Airbnb Is Illegal in New York City
The world's most popular room-renting service is now illegal in the largest city in the United States, CNET reports. This could be a setback.
The sublease startup, which is largely enjoyed but occasionally disastrous, is now out of New York—pending appeal—for violating the city's "hotel law."(Read the full court decision below) You see, you can't run a hotel out of your apartment (even a very shabby one in a cramped studio apartment) for the same reason you can't pretend your car is a taxi and let people pay you for rides, sans license. Obviously the Silicon Valley disruption set doesn't care much for either of these notions, and Airbnb hasn't paid that law any attention. Now it'll have to—and it should, given how useful the service is (so long as it doesn't result in your apartment being destroyed without recourse) in a city where it can be a colossal nightmare to find an affordable bed.
The company—recently valued at $2.5 billion—is of course, not going to just lie down and take this. Without access to New York, that valuation might lose a few zeros.

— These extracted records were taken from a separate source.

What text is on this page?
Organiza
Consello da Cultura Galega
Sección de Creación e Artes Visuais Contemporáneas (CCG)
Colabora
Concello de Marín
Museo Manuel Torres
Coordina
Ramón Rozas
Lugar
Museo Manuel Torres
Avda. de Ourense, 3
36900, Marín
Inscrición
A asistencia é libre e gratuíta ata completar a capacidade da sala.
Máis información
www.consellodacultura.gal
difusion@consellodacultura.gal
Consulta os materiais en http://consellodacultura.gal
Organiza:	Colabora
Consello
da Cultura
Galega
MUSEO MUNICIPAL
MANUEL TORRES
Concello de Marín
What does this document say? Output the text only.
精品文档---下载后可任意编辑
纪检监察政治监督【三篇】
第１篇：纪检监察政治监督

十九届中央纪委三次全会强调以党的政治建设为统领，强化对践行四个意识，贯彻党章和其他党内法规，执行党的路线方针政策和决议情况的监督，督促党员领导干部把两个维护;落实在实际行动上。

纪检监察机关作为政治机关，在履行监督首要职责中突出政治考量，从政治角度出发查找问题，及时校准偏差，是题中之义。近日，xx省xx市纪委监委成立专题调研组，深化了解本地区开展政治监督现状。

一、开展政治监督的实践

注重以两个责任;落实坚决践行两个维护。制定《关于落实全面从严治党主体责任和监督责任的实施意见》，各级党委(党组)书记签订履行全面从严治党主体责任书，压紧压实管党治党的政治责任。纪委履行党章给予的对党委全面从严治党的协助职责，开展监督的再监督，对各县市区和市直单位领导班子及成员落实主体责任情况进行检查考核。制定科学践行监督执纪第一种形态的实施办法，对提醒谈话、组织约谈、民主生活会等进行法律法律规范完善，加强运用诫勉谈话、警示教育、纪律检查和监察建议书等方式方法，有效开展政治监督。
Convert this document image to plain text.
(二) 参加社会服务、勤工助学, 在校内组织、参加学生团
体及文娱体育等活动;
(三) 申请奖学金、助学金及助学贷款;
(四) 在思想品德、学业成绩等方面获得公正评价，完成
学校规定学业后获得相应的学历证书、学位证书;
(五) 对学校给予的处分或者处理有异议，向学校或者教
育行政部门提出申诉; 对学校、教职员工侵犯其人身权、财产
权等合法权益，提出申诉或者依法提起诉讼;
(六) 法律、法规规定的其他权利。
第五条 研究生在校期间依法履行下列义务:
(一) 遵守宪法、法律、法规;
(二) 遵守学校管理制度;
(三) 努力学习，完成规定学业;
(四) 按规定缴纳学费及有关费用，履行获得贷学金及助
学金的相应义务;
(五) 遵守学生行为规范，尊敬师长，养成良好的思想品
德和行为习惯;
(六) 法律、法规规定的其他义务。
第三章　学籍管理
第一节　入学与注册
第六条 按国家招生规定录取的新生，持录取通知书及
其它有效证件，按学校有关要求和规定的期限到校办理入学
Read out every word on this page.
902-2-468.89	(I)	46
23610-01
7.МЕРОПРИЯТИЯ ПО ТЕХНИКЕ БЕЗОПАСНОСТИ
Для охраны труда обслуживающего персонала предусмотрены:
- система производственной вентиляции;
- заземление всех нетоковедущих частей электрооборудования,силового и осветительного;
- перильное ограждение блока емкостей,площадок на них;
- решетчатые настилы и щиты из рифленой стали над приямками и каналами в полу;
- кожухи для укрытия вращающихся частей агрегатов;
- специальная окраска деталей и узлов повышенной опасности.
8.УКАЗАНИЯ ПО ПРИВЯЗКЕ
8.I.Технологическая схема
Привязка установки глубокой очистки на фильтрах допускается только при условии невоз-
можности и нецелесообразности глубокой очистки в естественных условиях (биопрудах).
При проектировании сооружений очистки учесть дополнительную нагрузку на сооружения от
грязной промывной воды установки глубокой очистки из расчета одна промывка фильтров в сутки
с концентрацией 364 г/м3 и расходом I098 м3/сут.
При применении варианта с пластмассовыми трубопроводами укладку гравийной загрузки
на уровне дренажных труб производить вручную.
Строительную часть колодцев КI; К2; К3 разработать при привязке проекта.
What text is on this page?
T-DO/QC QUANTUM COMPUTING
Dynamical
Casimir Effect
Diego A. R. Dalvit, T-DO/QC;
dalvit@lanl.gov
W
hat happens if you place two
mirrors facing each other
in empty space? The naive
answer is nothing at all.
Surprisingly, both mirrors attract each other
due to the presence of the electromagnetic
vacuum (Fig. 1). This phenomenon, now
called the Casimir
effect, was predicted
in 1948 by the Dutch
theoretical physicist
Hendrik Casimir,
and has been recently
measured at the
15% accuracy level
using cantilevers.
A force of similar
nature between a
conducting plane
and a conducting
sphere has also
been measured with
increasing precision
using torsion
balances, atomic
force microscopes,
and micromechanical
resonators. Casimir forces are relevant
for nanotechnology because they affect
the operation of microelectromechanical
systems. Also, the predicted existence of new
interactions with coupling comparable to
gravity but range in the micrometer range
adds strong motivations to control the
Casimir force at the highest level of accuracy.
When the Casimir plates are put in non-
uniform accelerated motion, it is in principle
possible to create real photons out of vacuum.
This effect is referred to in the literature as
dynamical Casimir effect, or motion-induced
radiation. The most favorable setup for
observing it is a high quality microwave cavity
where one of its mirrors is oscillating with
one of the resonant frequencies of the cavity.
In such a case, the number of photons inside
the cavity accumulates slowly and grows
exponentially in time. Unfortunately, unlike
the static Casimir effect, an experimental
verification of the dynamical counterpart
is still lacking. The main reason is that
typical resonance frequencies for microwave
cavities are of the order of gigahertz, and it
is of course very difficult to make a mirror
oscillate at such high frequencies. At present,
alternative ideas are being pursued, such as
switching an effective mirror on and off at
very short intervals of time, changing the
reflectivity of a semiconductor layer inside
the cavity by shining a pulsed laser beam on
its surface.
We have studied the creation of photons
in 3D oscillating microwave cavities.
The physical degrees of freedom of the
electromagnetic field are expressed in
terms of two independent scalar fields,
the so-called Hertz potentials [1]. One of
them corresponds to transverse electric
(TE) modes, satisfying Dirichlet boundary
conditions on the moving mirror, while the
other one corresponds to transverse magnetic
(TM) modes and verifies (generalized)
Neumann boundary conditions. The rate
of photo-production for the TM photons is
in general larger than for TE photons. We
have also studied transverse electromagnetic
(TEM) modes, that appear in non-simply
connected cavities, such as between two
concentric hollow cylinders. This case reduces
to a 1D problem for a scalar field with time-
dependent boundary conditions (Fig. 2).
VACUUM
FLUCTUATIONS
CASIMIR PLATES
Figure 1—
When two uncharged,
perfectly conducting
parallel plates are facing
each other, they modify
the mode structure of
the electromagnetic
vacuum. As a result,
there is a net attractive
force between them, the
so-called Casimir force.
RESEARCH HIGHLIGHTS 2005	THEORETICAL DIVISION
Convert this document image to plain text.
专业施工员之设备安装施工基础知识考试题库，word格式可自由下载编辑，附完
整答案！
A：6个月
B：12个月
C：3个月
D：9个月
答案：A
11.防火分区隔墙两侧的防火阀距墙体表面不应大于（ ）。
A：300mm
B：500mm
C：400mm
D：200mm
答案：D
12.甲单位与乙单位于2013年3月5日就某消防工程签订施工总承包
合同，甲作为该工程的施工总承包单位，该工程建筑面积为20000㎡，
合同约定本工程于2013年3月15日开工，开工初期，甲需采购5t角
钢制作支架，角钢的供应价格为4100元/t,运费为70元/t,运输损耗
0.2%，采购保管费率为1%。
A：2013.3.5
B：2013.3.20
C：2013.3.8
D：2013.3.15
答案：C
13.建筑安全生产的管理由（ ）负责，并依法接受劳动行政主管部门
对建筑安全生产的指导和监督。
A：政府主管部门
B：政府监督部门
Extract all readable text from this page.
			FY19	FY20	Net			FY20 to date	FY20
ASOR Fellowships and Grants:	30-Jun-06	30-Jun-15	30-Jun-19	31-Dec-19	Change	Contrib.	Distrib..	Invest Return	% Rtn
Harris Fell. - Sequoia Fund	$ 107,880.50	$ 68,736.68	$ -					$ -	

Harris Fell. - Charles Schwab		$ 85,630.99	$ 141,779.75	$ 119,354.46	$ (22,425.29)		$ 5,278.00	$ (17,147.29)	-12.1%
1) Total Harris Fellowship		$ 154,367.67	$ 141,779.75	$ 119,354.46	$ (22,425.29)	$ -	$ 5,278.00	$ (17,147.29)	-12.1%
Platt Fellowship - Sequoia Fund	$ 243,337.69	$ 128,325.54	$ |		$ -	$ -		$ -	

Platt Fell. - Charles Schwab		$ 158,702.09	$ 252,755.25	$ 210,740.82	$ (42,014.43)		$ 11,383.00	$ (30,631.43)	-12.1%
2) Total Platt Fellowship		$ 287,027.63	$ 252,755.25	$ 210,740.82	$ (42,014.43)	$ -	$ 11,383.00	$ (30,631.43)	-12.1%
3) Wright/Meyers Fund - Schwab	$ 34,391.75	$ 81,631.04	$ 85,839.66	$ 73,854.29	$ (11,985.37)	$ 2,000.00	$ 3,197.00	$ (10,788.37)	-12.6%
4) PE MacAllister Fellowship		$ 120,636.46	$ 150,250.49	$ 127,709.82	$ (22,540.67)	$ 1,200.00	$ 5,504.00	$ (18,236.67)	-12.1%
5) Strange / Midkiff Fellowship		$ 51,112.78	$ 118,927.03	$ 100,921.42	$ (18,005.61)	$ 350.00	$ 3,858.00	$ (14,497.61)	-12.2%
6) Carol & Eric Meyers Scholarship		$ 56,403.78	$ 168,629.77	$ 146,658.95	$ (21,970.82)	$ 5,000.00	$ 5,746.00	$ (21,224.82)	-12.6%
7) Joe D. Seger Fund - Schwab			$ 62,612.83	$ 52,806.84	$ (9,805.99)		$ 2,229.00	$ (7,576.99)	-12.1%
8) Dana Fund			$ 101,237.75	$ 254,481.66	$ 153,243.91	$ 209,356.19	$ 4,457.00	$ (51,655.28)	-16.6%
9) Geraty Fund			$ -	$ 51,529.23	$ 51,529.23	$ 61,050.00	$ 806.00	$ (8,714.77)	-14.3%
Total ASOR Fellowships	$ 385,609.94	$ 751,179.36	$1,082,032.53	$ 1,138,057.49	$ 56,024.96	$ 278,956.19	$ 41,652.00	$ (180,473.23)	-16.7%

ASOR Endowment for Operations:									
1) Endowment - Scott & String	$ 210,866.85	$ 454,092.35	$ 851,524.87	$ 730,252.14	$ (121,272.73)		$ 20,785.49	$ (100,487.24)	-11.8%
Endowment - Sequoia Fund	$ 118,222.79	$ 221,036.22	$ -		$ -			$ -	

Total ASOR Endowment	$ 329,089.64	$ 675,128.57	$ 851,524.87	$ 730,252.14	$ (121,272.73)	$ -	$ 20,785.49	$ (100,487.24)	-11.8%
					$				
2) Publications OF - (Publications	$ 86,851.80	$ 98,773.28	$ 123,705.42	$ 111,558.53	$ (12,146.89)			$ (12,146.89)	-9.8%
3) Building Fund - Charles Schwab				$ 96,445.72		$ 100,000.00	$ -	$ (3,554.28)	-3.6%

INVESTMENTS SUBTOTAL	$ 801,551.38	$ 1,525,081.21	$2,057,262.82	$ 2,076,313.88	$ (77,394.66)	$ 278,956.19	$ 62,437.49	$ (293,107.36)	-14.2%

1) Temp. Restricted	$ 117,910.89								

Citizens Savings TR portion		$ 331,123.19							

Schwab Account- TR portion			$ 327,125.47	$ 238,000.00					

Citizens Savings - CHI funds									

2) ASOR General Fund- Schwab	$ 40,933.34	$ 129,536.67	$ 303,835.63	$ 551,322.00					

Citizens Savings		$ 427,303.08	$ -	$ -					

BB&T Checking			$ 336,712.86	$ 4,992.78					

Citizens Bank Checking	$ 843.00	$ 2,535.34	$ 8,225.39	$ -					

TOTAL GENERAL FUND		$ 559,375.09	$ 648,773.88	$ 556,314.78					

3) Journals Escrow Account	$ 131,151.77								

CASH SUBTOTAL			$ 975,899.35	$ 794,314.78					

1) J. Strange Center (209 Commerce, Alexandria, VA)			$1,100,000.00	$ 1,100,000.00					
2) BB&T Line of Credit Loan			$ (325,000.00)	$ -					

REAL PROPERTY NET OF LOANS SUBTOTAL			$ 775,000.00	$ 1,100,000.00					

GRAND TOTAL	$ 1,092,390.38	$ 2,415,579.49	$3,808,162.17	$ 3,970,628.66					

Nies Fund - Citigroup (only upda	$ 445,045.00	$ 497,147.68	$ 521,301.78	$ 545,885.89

Airbnb provided us with the following statement:
This decision runs contrary to the stated intention and the plain text of New York law, so obviously we are disappointed. But more importantly, this decision makes it even more critical that New York law be clarified to make sure regular New Yorkers can occasionally rent out their own homes. There is universal agreement that occasional hosts like Nigel Warren were not the target of the 2010 law, but that agreement provides little comfort to the handful of people, like Nigel, who find themselves targeted by overzealous enforcement officials. It is time to fix this law and protect hosts who occasionally rent out their own homes. 87 percent of Airbnb hosts in New York list just a home they live in — they are average New Yorkers trying to make ends meet, not illegal hotels that should be subject to the 2010 law.